If you drink enough mocha, you will come to realize that some are indisputably better than others. But, once you account for differences in quality, you have to admit, there’s a sort of sameness about them: espresso, bittersweet mocha sauce and steamed milk for a sweetly satisfying coffee. It almost makes you feel sorry for baristas. Why shouldn’t they get to experiment with flavors the way brewers do? Brewers incorporate coffee in their brew in several ways: mixing beans into the malt build, infusing during barrel aging or straight up cut the beer with cold press. With so many kinds of coffee and beer and so many ways to commingle them, no two hybrids are created equal. With that in mind, we have selected five mocha beers for our to-go flight, Peaks and Pints Pilot Program: Mocha On the Fly.
Peaks and Pints Pilot Program: Mocha On the Fly
Firestone Walker Nitro Merlin Milk Stout
5.5% ABV, 27 IBU
Nitro beer was originally popularized as a way to mimic the classic British cask ale experience, which is known for delivering a thick creamy head and an ultra-smooth mouthfeel with less carbonation. When a nitro beer is poured, it is pushed through a dedicated “sparkler” nozzle on the tap that sheers the liquid and knocks the nitrogen out of solution. Firestone Walker Brewing Co.’s Velvet Merlin oatmeal stout transforms into a mindblowing mouthful when it becomes Nitro Merlin Milk Stout, at least to Peaks and Pints Office Manager Jess Madsen. Nitro Merlin is her favorite beer. She digs the milk sugar in the Nitro Merlin Milk Stout, which is similar to adding cream to dark roasted coffee, but it’s an oatmeal stout with ribbons of French silk chocolate and mocha latte richness.
Grand Teton First Mug Mocha Porter
5% ABV
Like your first mug of coffee on a cold winter day, Grand Teton Brewing First Mug Mocha Porter will warm you up. This beer is brewed with fresh Alpine Air Coffee, locally roasted in the brewery’s hometown of Victor, Idaho, with a 25 percent Ethiopian and 75 percent Columbia blend. Brewed with 2-row, Marris Otter, Chocolate Rye, CaraMunich 3 and Victory malts, expect With abundant chocolate, plum and coffee flavors.
Stone Xocoveza
8.1% ABV, 50 IBU
Stone Brewing hosts the American Homebrewers Association Rally — a people’s choice-style homebrew competition at their annual AHA Rally in Southern California. During the Rally, attendees have the opportunity to sample beer from dozens of homebrewers and vote on their favorites. The winning homebrewer’s recipe is replicated by Stone on a commercial scale, distributed around the country, and entered into the annual Great American Beer Festival Pro-Am Competition. In 2014, San Diego homebrewer Chris Banker won with what would eventually be named Xocoveza for the Holidays and New Year.
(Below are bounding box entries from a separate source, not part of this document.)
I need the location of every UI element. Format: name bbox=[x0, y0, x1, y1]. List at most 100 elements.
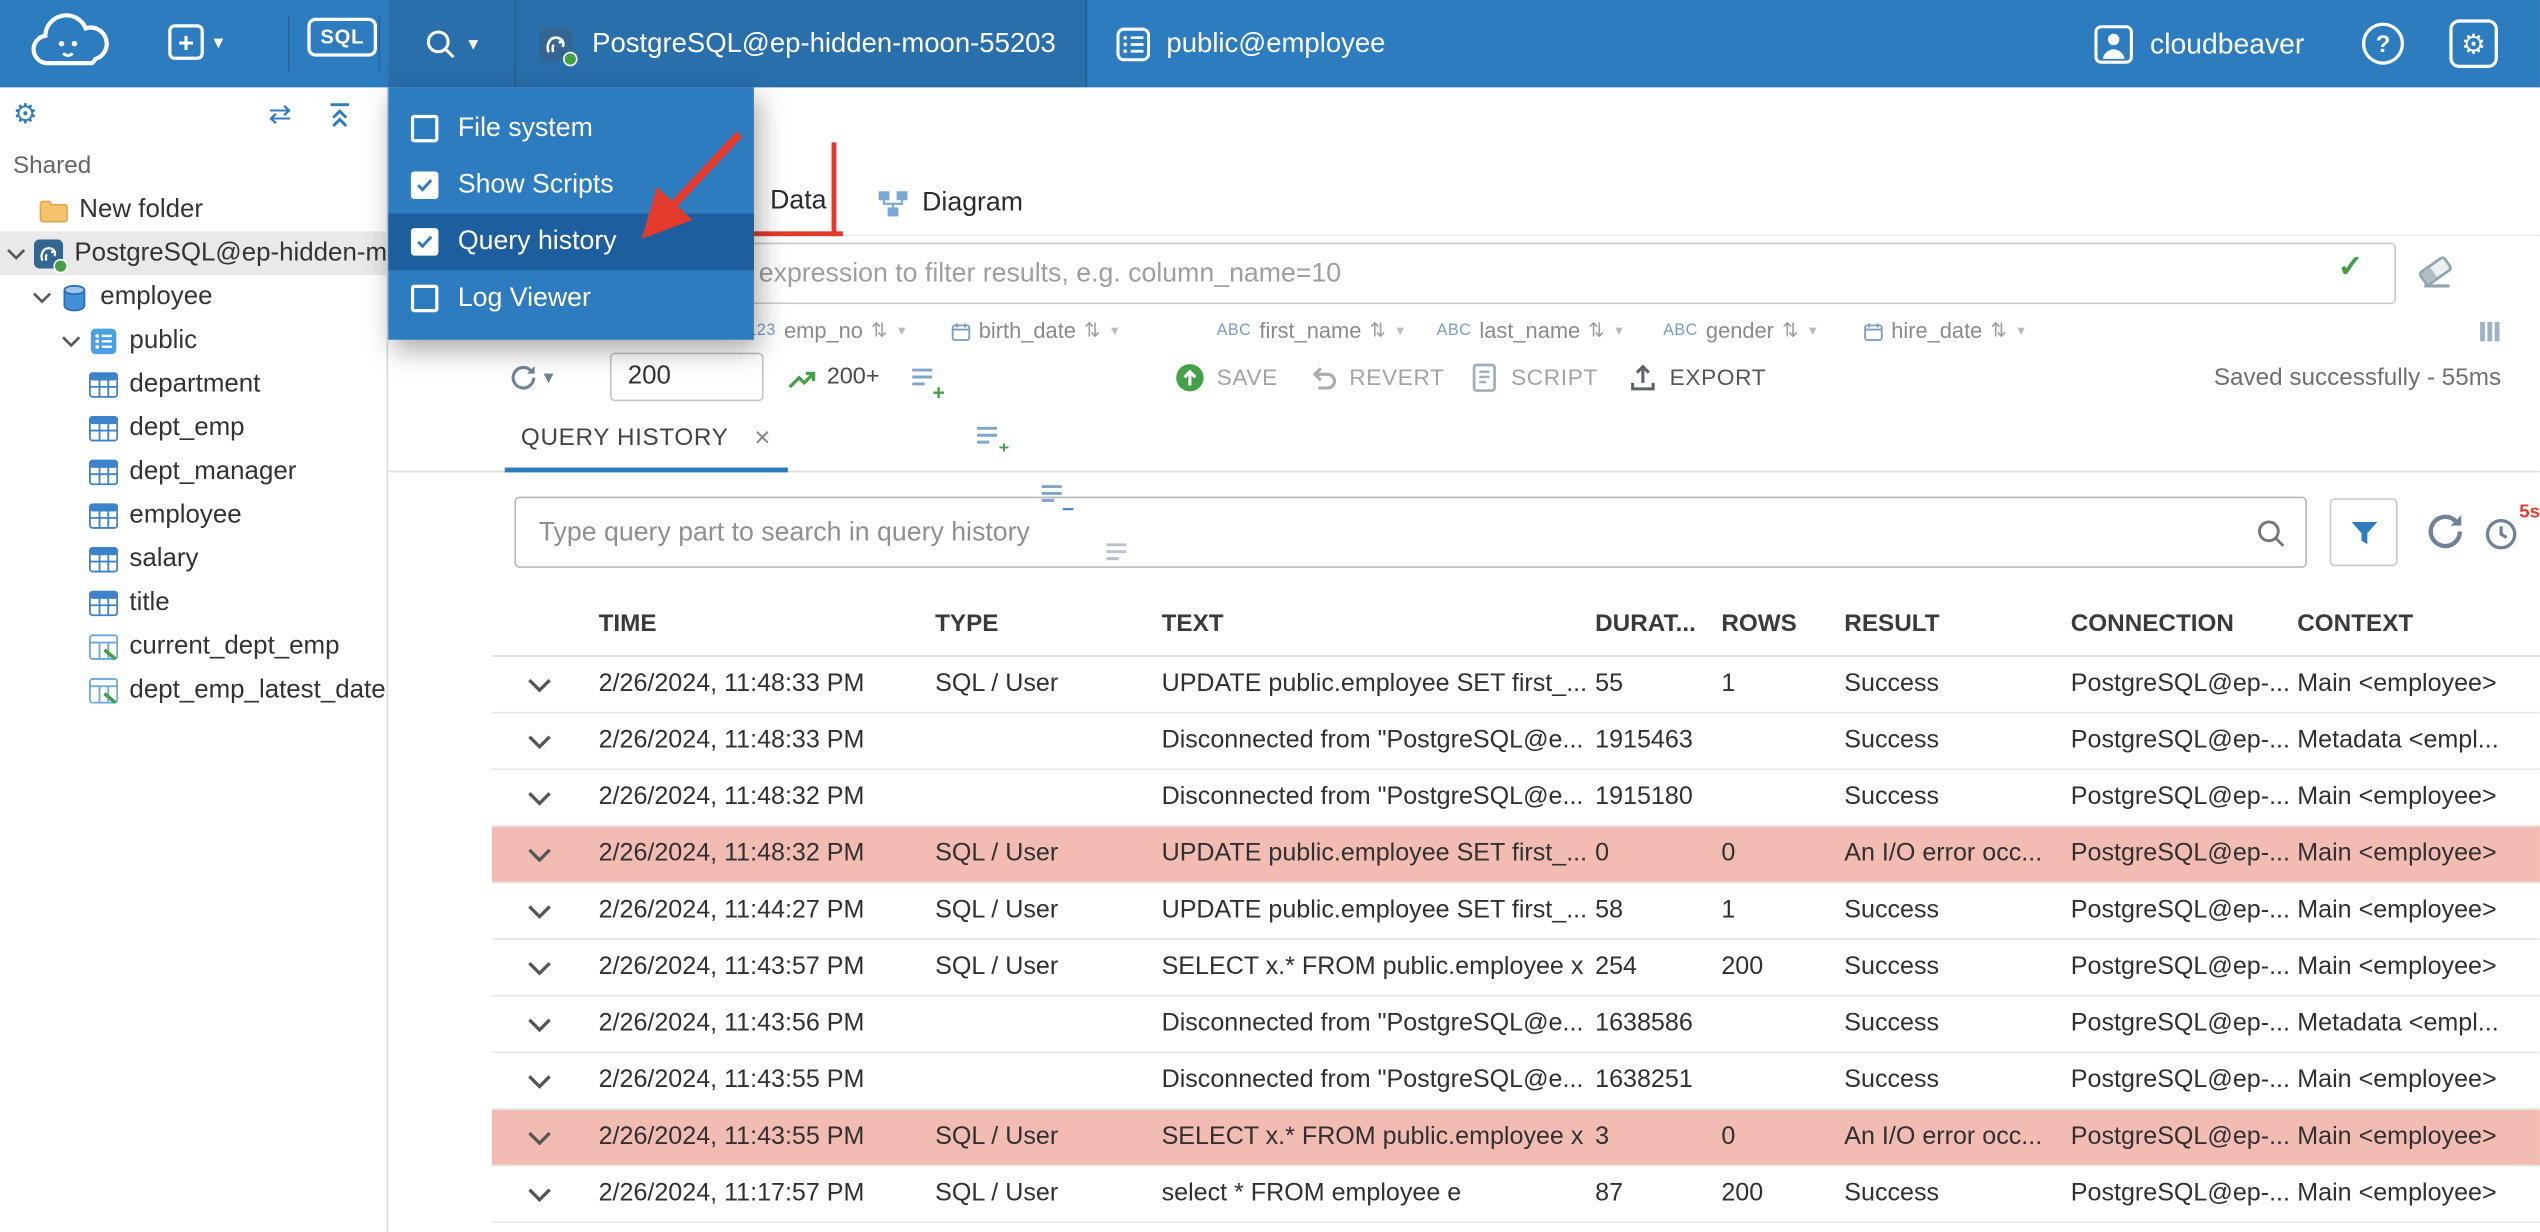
query-history-row[interactable]: 2/26/2024, 11:48:32 PM Disconnected from… bbox=[491, 770, 2540, 827]
menu-item-label: Query history bbox=[457, 226, 617, 256]
bottom-panel-tabs: QUERY HISTORY × bbox=[388, 408, 2540, 473]
user-menu-button[interactable]: cloudbeaver bbox=[2093, 0, 2304, 87]
menu-item-query-history[interactable]: Query history bbox=[388, 213, 754, 271]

The inspiration came from Mexican hot chocolate combined with coffee. This imperial mocha stout is brewed with coffee, pasilla peppers, vanilla, cinnamon, nutmeg and a generous amount of Stone’s in-house made chocolate.
Epic Son Of A Baptist
8% ABV, 60 IBU
Epic Brewing’s Son of a Baptist is a coffee imperial stout. It is not barrel aged like its father, Big Bad Baptist; instead its flavor profile is designed to highlight the complex and often unique flavors of small batch coffees. Peaks and Pints scored the Highwire Coffee Roasters version, which means the Oakland coffee company gave Epic their Bauhaus blend, adding bittersweet chocolate to the full and intense taste of dark malts and coffee.
The Bruery So Happens It’s Tuesday
15.3% ABV, 22 IBU
Black Tuesday, Oct. 29, was the fourth and last day of the stock market crash of 1929. Investors traded a record 16.4 million shares. They lost $14 billion on the New York Stock Exchange, worth $205 billion in 2019 dollars. During the four days of the crash, the Dow Jones Industrial Average dropped 25 percent and investors lost $30 billion. Today isn’t Black Tuesday, obviously, but rather it’s Peaks and Pints Pilot Program: Mocha On The Fly and So Happens It’s Tuesday bourbon barrel-aged imperial stout brings up the rear. The Bruery’s So Happens It’s Tuesday, the little brother to the Placentia, California brewery’s momentous Black Tuesday Imperial Stout, named in honor of the great stock market crash of 1929. “So Happens It’s Tuesday is similarly dark and delicious, but in a more affable format, reminding us that there is always a bit of good to be found within the bad,” according to The Breury hype. Pouring silky black with a small tan head, this dark and delicious bourbon barrel-aged imperial stout is packed with dark roast malts that give a classical mocha coffee character with well-defined hints of plum and liquorice all enriched by sweet burnt sugar, a touch of vanilla, smoke, oak and, of course, bourbon. The tasting concludes with a beautifully judged bitterness.